Software Environment
- HPE Cray Operating System (OS), a tuned version of SUSE Linux.
- Altair Accelerator Plus scheduler with PBS Professional Workload Manager.
- Support for Docker containers, Singularity containers and containers that support the Open Container Initiative standard.
- HPE Cray Programming Environment, support for OpenMP 4.5 and 5.0, and MPI v3.1.
- Performance analysis and optimization tools in the HPE Cray Programming Environment to improve performance of applications.

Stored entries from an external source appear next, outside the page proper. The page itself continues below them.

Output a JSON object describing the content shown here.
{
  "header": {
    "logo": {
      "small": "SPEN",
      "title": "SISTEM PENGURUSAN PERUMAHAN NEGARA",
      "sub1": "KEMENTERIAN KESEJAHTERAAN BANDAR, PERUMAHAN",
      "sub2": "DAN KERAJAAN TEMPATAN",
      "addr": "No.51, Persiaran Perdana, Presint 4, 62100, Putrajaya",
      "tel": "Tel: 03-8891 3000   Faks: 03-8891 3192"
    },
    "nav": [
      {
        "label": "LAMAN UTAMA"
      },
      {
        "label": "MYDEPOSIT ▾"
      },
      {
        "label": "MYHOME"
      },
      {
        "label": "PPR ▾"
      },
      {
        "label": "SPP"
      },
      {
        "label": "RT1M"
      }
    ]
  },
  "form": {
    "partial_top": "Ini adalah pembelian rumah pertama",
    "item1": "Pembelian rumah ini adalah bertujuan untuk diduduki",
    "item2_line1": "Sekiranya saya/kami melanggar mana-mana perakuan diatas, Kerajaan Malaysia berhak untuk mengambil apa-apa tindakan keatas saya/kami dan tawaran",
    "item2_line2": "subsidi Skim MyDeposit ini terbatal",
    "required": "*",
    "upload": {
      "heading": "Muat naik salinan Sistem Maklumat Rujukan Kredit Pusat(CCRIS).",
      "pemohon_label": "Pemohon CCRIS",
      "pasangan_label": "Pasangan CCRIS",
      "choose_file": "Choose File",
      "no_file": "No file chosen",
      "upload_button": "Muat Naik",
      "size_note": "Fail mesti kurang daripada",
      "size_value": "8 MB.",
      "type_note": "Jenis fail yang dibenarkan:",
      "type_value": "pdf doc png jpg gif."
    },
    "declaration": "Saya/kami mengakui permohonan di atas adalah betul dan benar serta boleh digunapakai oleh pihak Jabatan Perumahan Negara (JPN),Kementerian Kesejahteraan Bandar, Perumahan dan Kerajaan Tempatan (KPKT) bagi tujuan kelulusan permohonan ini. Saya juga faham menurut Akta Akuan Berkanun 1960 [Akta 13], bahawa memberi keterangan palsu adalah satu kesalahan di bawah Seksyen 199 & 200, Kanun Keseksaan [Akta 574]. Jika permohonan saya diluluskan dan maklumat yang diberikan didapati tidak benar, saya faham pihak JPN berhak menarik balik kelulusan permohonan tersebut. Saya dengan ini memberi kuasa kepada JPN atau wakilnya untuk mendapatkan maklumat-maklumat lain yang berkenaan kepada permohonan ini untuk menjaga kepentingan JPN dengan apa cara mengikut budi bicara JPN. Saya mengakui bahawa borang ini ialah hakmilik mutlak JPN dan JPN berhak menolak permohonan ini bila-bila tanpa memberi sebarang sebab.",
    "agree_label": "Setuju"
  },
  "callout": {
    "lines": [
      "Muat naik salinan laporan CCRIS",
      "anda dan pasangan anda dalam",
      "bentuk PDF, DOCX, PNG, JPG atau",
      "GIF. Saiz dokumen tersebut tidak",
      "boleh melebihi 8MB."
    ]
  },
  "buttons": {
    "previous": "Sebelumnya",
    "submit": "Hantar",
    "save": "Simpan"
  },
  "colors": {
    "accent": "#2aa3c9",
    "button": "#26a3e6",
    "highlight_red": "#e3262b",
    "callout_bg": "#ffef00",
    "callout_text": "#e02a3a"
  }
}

- Nvidia HPC SDK, a comprehensive set of compilers, libraries and tools for the accelerated platform.
- Intel Parallel Studio XE compiler suite.
- Cray ClusterStor E1000 storage system from HPE (based on 2.12 LTS).
The new NWSC-3 supercomputer and the existing NWSC GLADE file systems are complemented by a new parallel file system and data storage components.
Key features of the new data storage system:
- Six Cray ClusterStor E1000 storage systems from HPE.
- 60 petabytes of usable file system space (can be expanded to 120 petabytes by exercising options).
- 300GB per second aggregate I/O bandwidth to/from the NWSC-3 system.
- 5,088 × 16TB drives.
- 40TB SSD for Lustre file system metadata.
- Two metadata management units (MDU) exporting four MDTs (one MDT exported per one MDS), configured in highly available storage pairs.
- Cray ClusterStor E1000 storage file system from HPE.